UNITED STATES

SECURITIES AND EXCHANGE COMMISSION

WASHINGTON, D.C. 20549

 


 

FORM 8-K

 

CURRENT REPORT

PURSUANT TO SECTION 13 OR 15(d) OF

THE SECURITIES EXCHANGE ACT OF 1934

 

Date of Report (Date of earliest event reported): April 25, 2018

FS Credit Real Estate Income Trust, Inc.

(Exact name of Registrant as specified in its charter)

 

 

Maryland

(State or other jurisdiction

of incorporation)

 

333-216037

(Commission

File Number)

 

81-4446064

(I.R.S. Employer

Identification No.)

 

201 Rouse Boulevard

Philadelphia, Pennsylvania

(Address of principal executive offices)

 

 

 

19112

(Zip Code)

 

Registrant’s telephone number, including area code: (215) 495-1150

 

None

(Former name or former address, if changed since last report)

Check the appropriate box below if the Form 8-K filing is intended to simultaneously satisfy the filing obligation of the registrant under any of the following provisions:

Written communications pursuant to Rule 425 under the Securities Act (17 CFR 230.425)

Soliciting material pursuant to Rule 14a-12 under the Exchange Act (17 CFR 240.14a-12)

Pre-commencement communications pursuant to Rule 14d-2(b) under the Exchange Act (17 CFR 240.14d-2(b))

Pre-commencement communications pursuant to Rule 13e-4(c) under the Exchange Act (17 CFR 240.13e-4(c))

Indicate by check mark whether the registrant is an emerging growth company as defined in Rule 405 of the Securities Act of 1933 (§230.405 of this chapter) or Rule 12b-2 of the Securities Exchange Act of 1934 (§240.12b-2 of this chapter).

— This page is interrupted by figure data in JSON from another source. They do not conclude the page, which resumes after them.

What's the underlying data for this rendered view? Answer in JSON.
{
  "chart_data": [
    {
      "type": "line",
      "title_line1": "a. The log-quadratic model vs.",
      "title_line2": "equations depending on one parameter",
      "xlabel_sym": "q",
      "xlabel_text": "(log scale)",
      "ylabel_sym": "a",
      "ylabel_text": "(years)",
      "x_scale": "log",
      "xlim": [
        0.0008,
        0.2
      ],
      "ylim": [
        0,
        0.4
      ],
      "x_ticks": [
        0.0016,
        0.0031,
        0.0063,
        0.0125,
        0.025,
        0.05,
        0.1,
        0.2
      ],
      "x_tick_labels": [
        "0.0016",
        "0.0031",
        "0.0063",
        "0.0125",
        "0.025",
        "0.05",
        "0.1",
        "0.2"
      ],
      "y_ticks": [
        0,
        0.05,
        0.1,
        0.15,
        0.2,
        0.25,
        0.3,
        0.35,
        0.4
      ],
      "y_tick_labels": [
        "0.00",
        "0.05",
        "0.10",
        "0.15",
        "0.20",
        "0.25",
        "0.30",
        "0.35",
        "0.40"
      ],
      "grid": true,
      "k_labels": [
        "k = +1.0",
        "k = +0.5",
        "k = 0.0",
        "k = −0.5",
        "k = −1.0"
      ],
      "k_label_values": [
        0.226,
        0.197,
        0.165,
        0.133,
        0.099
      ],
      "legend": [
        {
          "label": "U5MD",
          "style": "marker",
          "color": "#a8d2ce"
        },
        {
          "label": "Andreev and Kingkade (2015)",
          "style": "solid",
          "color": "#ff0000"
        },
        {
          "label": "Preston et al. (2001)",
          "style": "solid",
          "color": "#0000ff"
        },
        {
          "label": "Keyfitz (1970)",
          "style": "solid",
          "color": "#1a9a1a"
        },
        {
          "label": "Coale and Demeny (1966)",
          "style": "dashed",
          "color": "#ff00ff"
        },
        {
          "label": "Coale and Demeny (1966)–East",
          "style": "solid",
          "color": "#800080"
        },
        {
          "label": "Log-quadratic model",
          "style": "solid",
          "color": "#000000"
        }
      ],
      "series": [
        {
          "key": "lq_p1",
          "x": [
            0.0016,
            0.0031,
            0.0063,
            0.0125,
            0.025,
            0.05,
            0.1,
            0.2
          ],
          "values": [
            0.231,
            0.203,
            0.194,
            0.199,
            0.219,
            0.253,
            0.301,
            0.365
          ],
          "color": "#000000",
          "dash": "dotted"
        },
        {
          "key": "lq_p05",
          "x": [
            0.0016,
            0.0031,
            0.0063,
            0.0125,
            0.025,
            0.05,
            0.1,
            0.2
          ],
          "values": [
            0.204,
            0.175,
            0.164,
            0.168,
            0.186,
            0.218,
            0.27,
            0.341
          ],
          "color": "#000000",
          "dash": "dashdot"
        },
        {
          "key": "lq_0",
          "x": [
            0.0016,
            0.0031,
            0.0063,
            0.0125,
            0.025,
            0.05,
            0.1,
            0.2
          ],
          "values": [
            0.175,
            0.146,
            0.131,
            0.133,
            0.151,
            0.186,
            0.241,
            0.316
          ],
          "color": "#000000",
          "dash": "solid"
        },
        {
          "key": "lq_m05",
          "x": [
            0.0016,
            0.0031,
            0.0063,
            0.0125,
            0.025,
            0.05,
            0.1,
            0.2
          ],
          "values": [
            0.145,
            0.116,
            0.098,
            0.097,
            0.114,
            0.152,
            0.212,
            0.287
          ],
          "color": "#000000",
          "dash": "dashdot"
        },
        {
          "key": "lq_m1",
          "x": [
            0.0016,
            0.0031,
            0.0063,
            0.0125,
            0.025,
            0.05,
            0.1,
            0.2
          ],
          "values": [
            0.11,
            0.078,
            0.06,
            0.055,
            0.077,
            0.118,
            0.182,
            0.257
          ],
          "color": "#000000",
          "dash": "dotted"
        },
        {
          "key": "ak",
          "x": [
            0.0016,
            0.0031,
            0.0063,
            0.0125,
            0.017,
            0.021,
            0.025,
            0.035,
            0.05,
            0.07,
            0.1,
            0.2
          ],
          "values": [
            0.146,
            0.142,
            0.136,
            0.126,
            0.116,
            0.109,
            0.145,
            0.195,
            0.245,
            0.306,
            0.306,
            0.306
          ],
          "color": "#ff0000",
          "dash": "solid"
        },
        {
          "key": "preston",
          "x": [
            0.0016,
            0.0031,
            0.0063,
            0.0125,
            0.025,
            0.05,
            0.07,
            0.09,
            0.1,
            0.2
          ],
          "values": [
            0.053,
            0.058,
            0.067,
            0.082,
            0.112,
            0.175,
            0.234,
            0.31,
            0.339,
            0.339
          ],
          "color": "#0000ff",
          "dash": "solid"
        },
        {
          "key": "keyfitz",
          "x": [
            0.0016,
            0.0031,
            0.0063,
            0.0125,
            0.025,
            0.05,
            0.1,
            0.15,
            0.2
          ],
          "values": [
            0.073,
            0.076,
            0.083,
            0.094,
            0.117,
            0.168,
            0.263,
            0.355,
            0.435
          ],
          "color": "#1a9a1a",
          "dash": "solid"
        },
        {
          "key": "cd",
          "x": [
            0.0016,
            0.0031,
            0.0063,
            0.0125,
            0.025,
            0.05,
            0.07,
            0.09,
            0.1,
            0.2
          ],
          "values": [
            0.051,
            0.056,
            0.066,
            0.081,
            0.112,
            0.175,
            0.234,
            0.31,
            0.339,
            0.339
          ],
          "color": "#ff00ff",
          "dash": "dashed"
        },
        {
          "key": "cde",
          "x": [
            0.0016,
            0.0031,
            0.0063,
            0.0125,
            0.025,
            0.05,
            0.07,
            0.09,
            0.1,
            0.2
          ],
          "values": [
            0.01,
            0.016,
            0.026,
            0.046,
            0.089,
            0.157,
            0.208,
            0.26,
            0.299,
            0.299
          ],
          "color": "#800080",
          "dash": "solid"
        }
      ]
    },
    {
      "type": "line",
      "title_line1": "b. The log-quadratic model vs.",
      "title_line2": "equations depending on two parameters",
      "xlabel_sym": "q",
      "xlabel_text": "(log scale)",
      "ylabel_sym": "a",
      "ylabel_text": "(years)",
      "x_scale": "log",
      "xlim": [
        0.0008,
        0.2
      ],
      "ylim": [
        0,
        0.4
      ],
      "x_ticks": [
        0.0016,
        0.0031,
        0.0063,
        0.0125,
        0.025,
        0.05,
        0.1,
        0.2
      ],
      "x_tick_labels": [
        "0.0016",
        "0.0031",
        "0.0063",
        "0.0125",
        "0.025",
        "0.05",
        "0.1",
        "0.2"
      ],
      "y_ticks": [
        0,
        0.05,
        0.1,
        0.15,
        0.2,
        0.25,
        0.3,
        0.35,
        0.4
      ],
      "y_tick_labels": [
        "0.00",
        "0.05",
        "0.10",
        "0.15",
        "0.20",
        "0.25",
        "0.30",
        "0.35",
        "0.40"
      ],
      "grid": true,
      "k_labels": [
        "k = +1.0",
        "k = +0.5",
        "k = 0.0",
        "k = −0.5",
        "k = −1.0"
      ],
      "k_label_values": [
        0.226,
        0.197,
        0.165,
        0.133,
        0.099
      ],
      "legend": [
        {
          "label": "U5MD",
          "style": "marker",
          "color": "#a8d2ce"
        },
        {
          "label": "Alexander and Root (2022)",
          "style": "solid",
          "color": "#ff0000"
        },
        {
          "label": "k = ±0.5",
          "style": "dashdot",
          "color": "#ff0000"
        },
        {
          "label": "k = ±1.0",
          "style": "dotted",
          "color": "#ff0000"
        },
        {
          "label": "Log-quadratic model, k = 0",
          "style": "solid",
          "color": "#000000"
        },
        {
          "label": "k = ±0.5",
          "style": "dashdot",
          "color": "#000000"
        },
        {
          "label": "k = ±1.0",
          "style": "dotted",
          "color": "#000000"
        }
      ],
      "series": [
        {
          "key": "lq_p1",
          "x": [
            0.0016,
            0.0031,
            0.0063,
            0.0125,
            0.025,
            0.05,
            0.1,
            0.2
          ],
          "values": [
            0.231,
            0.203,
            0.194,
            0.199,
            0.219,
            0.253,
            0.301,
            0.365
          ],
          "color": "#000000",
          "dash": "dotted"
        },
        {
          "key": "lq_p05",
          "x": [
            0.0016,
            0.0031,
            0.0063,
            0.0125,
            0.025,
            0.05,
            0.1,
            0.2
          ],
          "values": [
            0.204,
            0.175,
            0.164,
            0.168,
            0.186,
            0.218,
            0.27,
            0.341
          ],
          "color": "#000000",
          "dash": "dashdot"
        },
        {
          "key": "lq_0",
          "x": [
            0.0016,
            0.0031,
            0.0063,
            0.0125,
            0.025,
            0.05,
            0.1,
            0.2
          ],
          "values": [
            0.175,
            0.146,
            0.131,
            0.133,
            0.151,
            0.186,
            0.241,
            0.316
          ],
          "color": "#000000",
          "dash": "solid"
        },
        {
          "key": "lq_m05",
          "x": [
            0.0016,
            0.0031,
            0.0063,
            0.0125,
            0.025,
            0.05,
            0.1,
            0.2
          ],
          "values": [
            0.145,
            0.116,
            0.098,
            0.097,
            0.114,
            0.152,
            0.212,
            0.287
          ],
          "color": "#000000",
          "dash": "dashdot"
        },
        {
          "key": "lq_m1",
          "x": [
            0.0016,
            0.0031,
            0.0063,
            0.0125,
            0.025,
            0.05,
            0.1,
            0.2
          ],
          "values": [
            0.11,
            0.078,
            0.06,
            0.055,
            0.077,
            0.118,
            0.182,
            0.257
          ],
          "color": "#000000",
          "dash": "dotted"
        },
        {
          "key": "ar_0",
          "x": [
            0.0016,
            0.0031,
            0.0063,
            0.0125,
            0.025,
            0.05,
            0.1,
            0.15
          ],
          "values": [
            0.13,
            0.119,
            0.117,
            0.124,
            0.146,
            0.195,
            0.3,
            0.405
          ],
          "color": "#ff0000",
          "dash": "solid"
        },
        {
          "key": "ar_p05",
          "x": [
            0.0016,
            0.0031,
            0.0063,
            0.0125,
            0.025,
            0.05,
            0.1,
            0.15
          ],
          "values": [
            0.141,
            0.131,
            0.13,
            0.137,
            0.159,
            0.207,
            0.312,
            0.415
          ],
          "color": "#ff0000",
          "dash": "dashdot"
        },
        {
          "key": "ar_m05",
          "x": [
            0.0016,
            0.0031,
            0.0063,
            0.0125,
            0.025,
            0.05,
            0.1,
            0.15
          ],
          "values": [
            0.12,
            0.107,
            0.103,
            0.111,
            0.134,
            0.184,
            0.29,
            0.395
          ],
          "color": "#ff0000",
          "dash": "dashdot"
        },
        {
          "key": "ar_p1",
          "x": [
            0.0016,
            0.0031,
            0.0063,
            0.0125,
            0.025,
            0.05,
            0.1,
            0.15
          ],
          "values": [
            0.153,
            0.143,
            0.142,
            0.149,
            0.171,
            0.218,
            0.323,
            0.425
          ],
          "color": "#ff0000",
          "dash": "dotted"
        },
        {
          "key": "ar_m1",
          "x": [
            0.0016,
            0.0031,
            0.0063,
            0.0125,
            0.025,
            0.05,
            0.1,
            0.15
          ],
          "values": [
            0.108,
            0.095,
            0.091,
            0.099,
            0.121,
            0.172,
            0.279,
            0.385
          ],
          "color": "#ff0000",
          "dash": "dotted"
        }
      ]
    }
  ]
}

Emerging growth company     ☒

If an emerging growth company, indicate by check mark if the registrant has elected not to use the extended transition period for complying with any new or revised financial accounting standards provided pursuant to Section 13(a) of the Exchange Act.        ☒

   
 

 

 

Item 3.02. Unregistered Sale of Equity Securities.

 

On April 25, 2018, FS Credit Real Estate Income Trust, Inc. (the “Company”) received $4,950,000 relating to the sale and issuance of 201,133 shares of its Class S Common Stock at the per share purchase price of $24.61 (the “April Private Placement”). On May 4, 2018, the Company received $500,000 relating to the sale and issuance of 20,416 shares of its Class S Common Stock at the per share purchase price of $24.49 (the “May Private Placement” and together with the April Private Placement, the “Private Placements”).  The Private Placements are exempt from registration under Section 4(a)(2) of the Securities Act of 1933 and Regulation D promulgated thereunder because the purchasers are accredited investors within the meaning of Rule 501(a) of Regulation D.

 

Item 8.01. Other Items.

 

Investment Activity

 

On May 2, 2018, the Company, through a wholly-owned subsidiary, closed a $19.8 million senior floating-rate mortgage loan (the “Robert Towers Loan”), secured by a 206-unit, 11-story apartment building located in East Orange, New Jersey. The Company funded the purchase of the Robert Towers Loan with proceeds from the April Private Placement and its repurchase facility with Goldman Sachs Bank USA.

 

The Robert Towers Loan bears interest at a floating rate of 4.65% over the one-month London Interbank Offered Rate with an interest rate floor of 6.20% and loan to value ratio of 76.8%. The Robert Towers Loan has an initial 36-month term with two, 12-month extension options subject to satisfaction of certain performance tests and the payment of an extension fee.

  

 
 

 

SIGNATURE

Pursuant to the requirements of the Securities Exchange Act of 1934, as amended, the Registrant has duly caused this report to be signed on its behalf by the undersigned hereunto duly authorized.

 

   
   
  FS Credit Real Estate Income Trust, Inc.